After all, cheap chinese shit - well where do you think most of these chassis originated from in the first place? ;)

And FWIW - I have contacted Jen-Shin about possbile minimum orders needed.
 
For me it wasn't that i couldn't fix the orginal chassis, it was that i couldn't find the right tube to swap.

Which is a great reason to buy these chassis, this is what they should be used for. Not replacing a perfectly repairable chassis because you dont want/know how to fix it. Trust me when I tell you guys this, GO7's and 4900's are EASY to repair. They only have a few things that go wrong with them and most of the time caps fixes them right up.

Note to the OP, I'm not trying to say that you swapped out good chassis. From what I read in your post you had frames with no tubes/boards. You posted a positive experience with these things (which is good) but I've had no luck with them, ever. So I posted a bad experience.However, I've never had them fail to show a picture, I will give them that. Its the quality of said picture that I have a problem with. I've seen early GO7's/4600's put up a better pic!

Matt
 
I do agree with one point you make. If a person can swap the yoke/rings onto another tube then hell yes swap the yoke and be done with it. Unfortunately many people make it sound like you can go grab any 19" TV you want and find a 10 pin compatible tube. The reality is you're most likely going to end up finding a shitpot of 8 pin tubes and as I previously stated in the past, a person can go broke trying to locate the right tube. To each their own - but until there is solid documented proof that these chassis are less superior (for instance Amplifone flyback failures) I will continue to use them.

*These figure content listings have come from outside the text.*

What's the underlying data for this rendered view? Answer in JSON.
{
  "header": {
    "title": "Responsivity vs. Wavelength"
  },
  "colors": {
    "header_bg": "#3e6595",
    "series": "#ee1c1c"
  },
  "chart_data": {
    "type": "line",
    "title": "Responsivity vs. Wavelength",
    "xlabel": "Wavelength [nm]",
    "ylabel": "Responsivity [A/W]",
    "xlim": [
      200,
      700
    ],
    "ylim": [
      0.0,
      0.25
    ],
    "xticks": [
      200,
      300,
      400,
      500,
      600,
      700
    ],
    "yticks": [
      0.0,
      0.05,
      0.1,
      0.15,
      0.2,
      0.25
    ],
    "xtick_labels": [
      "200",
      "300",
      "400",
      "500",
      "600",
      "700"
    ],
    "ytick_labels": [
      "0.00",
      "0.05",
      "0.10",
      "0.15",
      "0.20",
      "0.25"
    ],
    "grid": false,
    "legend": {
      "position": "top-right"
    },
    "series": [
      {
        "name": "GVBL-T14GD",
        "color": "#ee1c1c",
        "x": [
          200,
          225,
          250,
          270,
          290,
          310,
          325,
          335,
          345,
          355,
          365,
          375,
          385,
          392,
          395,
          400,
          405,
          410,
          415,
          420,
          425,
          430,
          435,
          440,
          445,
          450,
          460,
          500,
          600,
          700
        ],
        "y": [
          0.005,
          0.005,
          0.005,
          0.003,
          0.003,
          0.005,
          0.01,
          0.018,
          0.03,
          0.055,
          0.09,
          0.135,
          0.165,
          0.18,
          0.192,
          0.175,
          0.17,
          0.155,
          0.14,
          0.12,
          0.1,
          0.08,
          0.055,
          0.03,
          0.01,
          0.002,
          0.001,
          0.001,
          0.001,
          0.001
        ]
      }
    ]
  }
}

After all, cheap chinese shit - well where do you think most of these chassis originated from in the first place? ;)

Yeah, that 8 pin tube thing does mess things up. The TV's that I've busted up over the years had the 8 pin tubes in them.

As far as where these things came from, I think the early Wells were built in Mexico (Ken could probably confim or deny that) not sure about Electrohome, I would assume that they were assembled here or Canada but I think the boards might have been built in Japan. These others (as well as many new WG chassis) come from China. D9200's are dog crap through and through. So are just about all of the rest of Wells new line up. What do they have in common??? Hmmm??? Place of origin, China.

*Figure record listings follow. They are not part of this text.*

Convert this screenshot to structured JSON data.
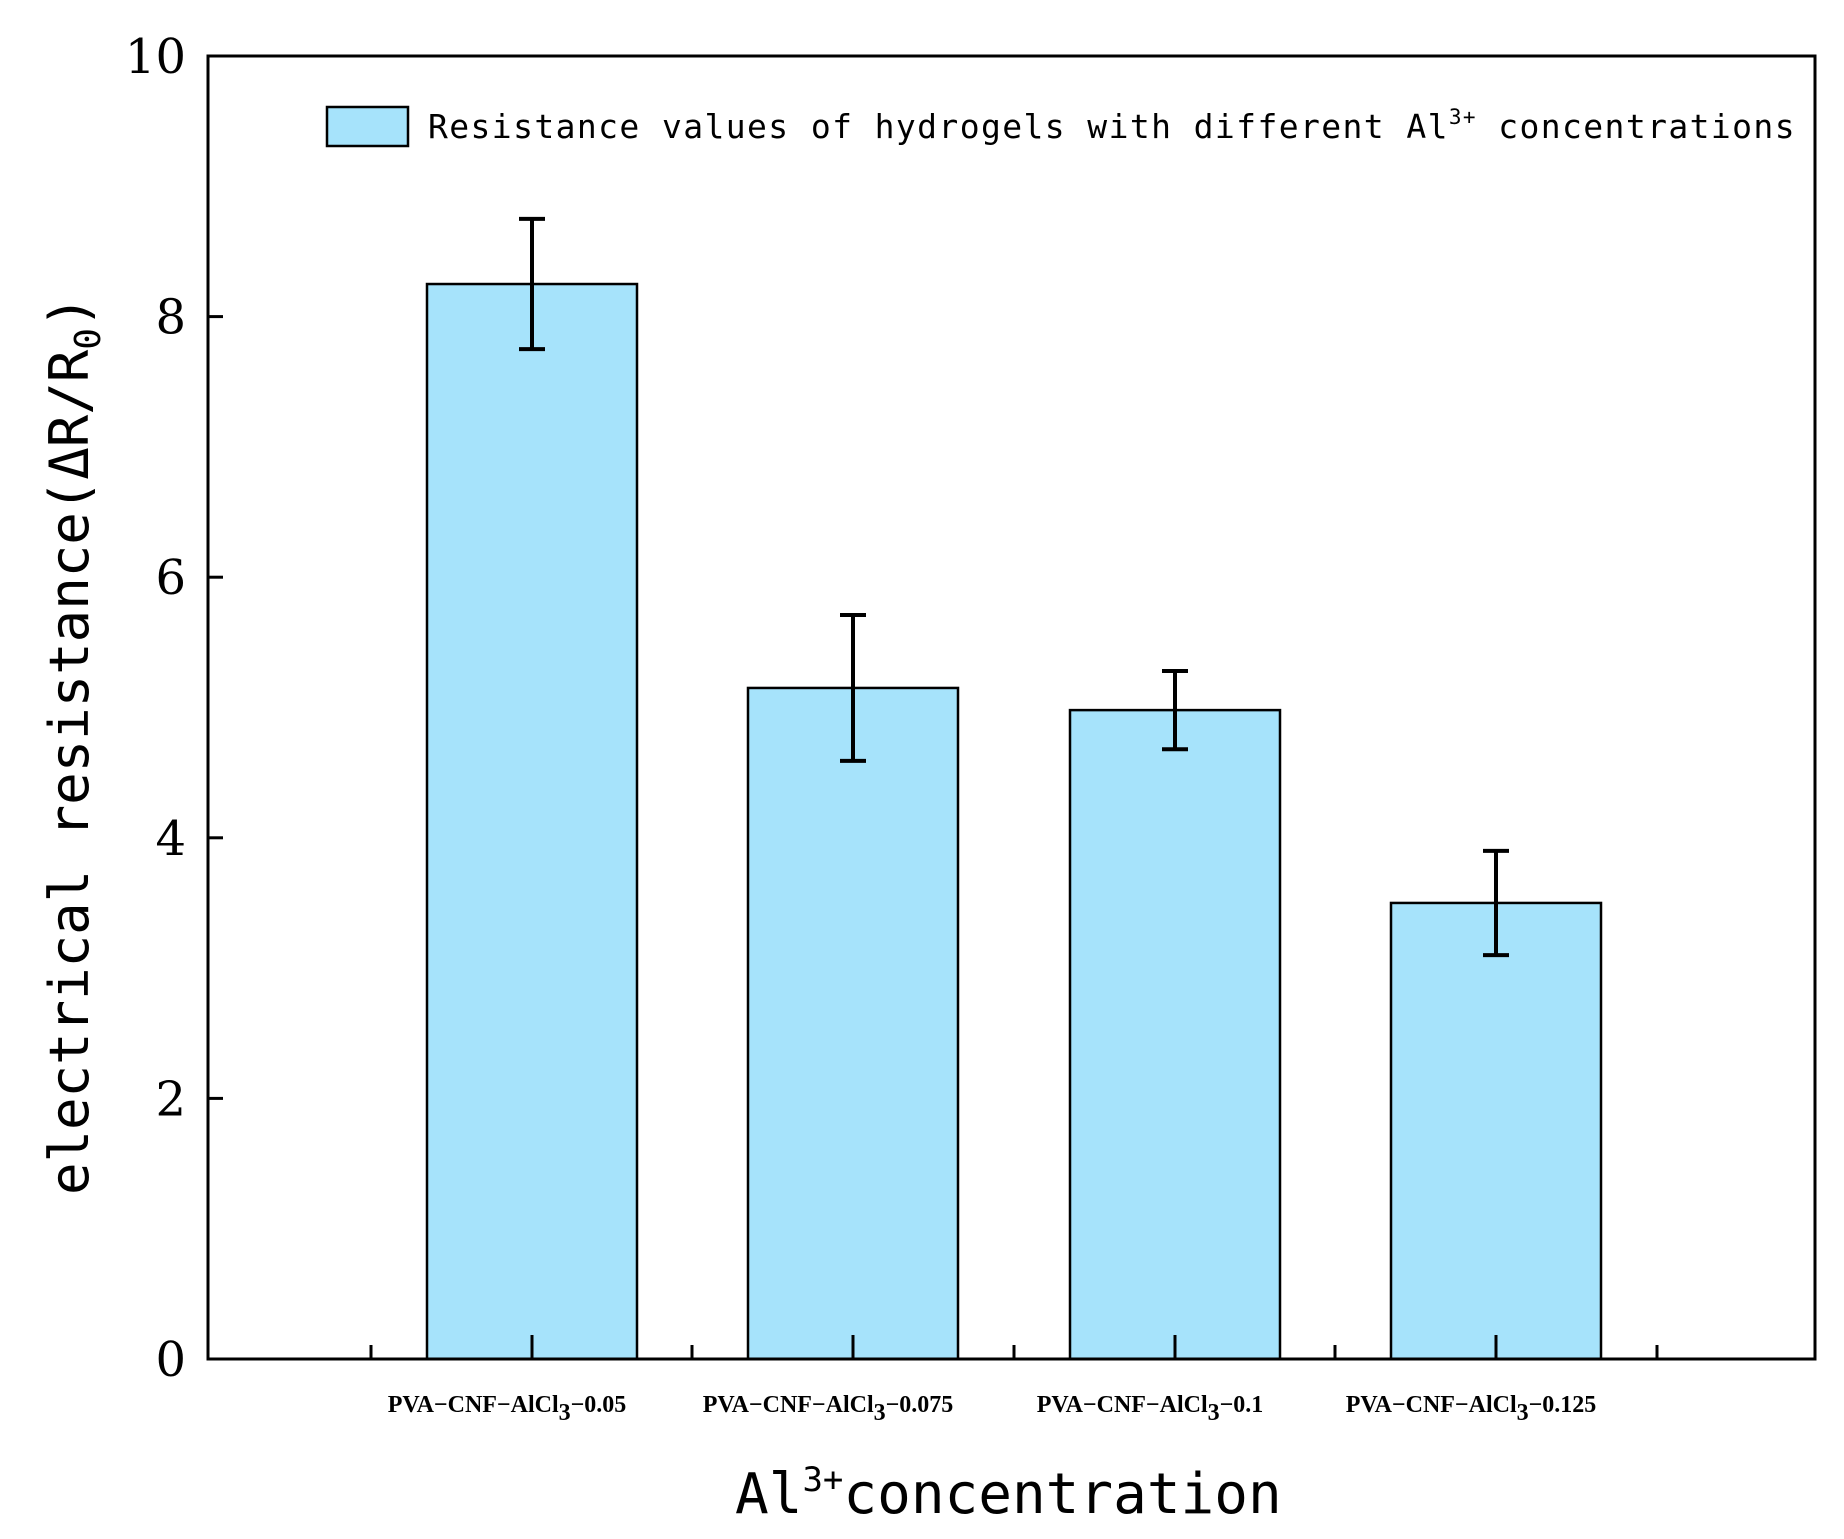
{
  "chart_data": {
    "type": "bar",
    "categories": [
      {
        "base": "PVA−CNF−AlCl",
        "sub": "3",
        "suffix": "−0.05"
      },
      {
        "base": "PVA−CNF−AlCl",
        "sub": "3",
        "suffix": "−0.075"
      },
      {
        "base": "PVA−CNF−AlCl",
        "sub": "3",
        "suffix": "−0.1"
      },
      {
        "base": "PVA−CNF−AlCl",
        "sub": "3",
        "suffix": "−0.125"
      }
    ],
    "series": [
      {
        "name": "Resistance values of hydrogels with different Al3+ concentrations",
        "values": [
          8.25,
          5.15,
          4.98,
          3.5
        ],
        "errors": [
          0.5,
          0.56,
          0.3,
          0.4
        ],
        "color": "#a6e3fb"
      }
    ],
    "legend": {
      "text_before": "Resistance values of hydrogels with different Al",
      "sup": "3+",
      "text_after": " concentrations",
      "placement": "top-right"
    },
    "xlabel": {
      "base": "Al",
      "sup": "3+",
      "rest": "concentration"
    },
    "ylabel": {
      "text": "electrical resistance(ΔR/R",
      "sub": "0",
      "close": ")"
    },
    "ylim": [
      0,
      10
    ],
    "yticks": [
      "0",
      "2",
      "4",
      "6",
      "8",
      "10"
    ],
    "grid": false
  }
}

We really need to go back to Built in Mexico or Built in Japan... Built in China sucks.

Matt
 
I have a Toshiba D29CR55 with zero documentation available. I can't seem to get the horizontal output to survive on it. would one of these 8liners jobs be compatible with a 27" Toshiba tube? I'm assuming yes if you all get these to work with random TVs.

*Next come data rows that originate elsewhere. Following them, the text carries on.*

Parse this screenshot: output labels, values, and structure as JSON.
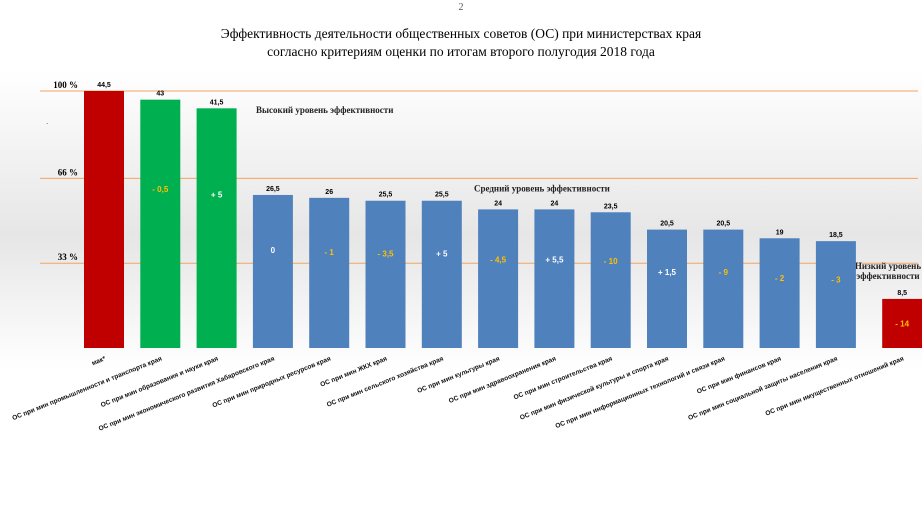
{
  "page_number": "2",
  "title_line1": "Эффективность деятельности общественных советов (ОС) при министерствах края",
  "title_line2": "согласно критериям оценки по итогам второго полугодия 2018 года",
  "colors": {
    "red": "#c00000",
    "green": "#00b050",
    "blue": "#4f81bd",
    "positive_text": "#ffffff",
    "negative_text": "#ffc000",
    "level_line": "#f4a460"
  },
  "chart_data": {
    "type": "bar",
    "ylim": [
      0,
      44.5
    ],
    "grid": false,
    "categories": [
      "мак*",
      "ОС при мин промышленности и транспорта края",
      "ОС при мин образования и науки края",
      "ОС при мин экономического развития Хабаровского края",
      "ОС при мин природных ресурсов края",
      "ОС при мин ЖКХ края",
      "ОС при мин сельского хозяйства края",
      "ОС при мин культуры края",
      "ОС при мин здравоохранения края",
      "ОС при мин строительства края",
      "ОС при мин физической культуры и спорта края",
      "ОС при мин информационных технологий и связи края",
      "ОС при мин финансов края",
      "ОС при мин социальной защиты населения края",
      "ОС при мин имущественных отношений края"
    ],
    "values": [
      44.5,
      43,
      41.5,
      26.5,
      26,
      25.5,
      25.5,
      24,
      24,
      23.5,
      20.5,
      20.5,
      19,
      18.5,
      8.5
    ],
    "value_labels": [
      "44,5",
      "43",
      "41,5",
      "26,5",
      "26",
      "25,5",
      "25,5",
      "24",
      "24",
      "23,5",
      "20,5",
      "20,5",
      "19",
      "18,5",
      "8,5"
    ],
    "changes": [
      "",
      "- 0,5",
      "+ 5",
      "0",
      "- 1",
      "- 3,5",
      "+ 5",
      "- 4,5",
      "+ 5,5",
      "- 10",
      "+ 1,5",
      "- 9",
      "- 2",
      "- 3",
      "- 14"
    ],
    "bar_colors": [
      "red",
      "green",
      "green",
      "blue",
      "blue",
      "blue",
      "blue",
      "blue",
      "blue",
      "blue",
      "blue",
      "blue",
      "blue",
      "blue",
      "red"
    ],
    "levels": [
      {
        "percent": 100,
        "label": "100 %",
        "zone": "Высокий уровень эффективности"
      },
      {
        "percent": 66,
        "label": "66 %",
        "zone": "Средний уровень эффективности"
      },
      {
        "percent": 33,
        "label": "33 %",
        "zone": "Низкий уровень эффективности"
      }
    ],
    "stray_mark": "."
  }
}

the tube on the monitor's fine, just the chassis is next to impossible for me to figure out and no techs want to work on it.

cue the: "you're a dumbass at electronics" comments. :)

the game it's for isn't worthy of a new-ish monitor. I spent 3 hours tonight doing frameswaps for that goofy Japanese cabinet only to have the monitor crap out on me again. I should really take Dance Maniax out back and put it down...
 
I was thinking of going this route with my Sega Nano monitor the tube is basically brand new but the chassis I have don't work. I'm not about to spend the money to buy another nonworking Nano chassis.